Вот о происхождении стеклянных капсул и уже не существующей металлической, в которой первоначально порошка было много больше, он был осведомлен. Но как раз об этом рассказывать никому и не хотел.
«Твидж» — странное слово из неизвестного языка. Впрочем, язык мог быть и известный, но ведь и Реутов знал их — языков — не так уж много, да и произношение могло быть неправильным. Но на самом деле не суть важно, что означало это слово, которое на поверку вообще могло оказаться аббревиатурой, важно другое: что оно обозначало. Так вот, «Твидж» не был, разумеется, ни живой водой — мертвых, насколько было известно Реутову, оживить не мог — ни настоящим «молодильным яблоком». Из того, что знал Вадим о физиологии действия этого странного препарата, выходило, что воздействует он, прежде всего, на эндокринную систему, причем воздействие это осуществляется через центральную нервную систему.
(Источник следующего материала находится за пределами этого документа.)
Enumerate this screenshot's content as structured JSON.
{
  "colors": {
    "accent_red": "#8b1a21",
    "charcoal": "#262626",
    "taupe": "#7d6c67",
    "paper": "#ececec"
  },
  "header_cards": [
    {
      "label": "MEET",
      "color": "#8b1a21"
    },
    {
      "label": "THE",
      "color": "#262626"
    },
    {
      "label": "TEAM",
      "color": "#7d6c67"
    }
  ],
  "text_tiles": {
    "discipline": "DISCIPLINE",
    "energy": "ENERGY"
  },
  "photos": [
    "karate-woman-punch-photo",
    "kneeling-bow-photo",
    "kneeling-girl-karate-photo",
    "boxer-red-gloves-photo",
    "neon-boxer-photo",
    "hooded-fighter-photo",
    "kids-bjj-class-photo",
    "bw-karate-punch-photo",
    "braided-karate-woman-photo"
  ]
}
Знаний Реутова — всех знаний — не хватало, чтобы понять, зачем надо было создавать такой сложный механизм каскадного действия. Однако же факт: те, кто синтезировал «Твидж», считали, что так будет лучше или правильнее. Сначала запуск чего-то там в недрах ЦНС, которая, в свою очередь, каким-то образом — интересно бы знать каким! — активирует выборочно некоторые аппараты эндокринной системы, начинающей насыщать кровь гормонами — и не только обычными, хорошо известными, но и модифицированными. И вот уже эти гормоны наносят «удар» по иммунной системе и регенеративной функции, и начинается такое, что ни в сказке рассказать, ни словами — пусть даже матерными — описать. Организм, как спятивший пес, начинает выискивать «блох» — состарившиеся или пораженные различными недугами ткани и исторгать их из самого себя самым решительным образом. Результат понятен? Ну, хотя бы в самых общих чертах? Можете вы себе вообразить, что чувствует человек, у которого тут и там отторгаются «по живому» ткани, и тут же начинается процесс их регенерации? Температура скачет, словно бьющийся в конвульсиях припадочный, пот в три ручья, понос вместе с недержанием мочи и рвотой, боли — разные, разнообразные, непрекращающиеся — а ведь еще имеются и другие эффекты. Слезы, например…
В общем, досталось по полной программе. Хорошо еще Вадим — единственный из троих — оставался отчасти трудоспособным и мог выйти из апартаментов, чтобы прикупить в ближайшей аптеке обезболивающих, физиологического раствора или еще чего по мелочам, да в супермаркет смотаться за едой и питьем, поскольку уже к исходу первого дня на всех троих напал совершенно невероятный голод. То есть, это-то как раз вполне объяснимо: если ты все, что в тебе есть, оставишь в уборной, то чем-то же все это надо потом заместить, не так ли?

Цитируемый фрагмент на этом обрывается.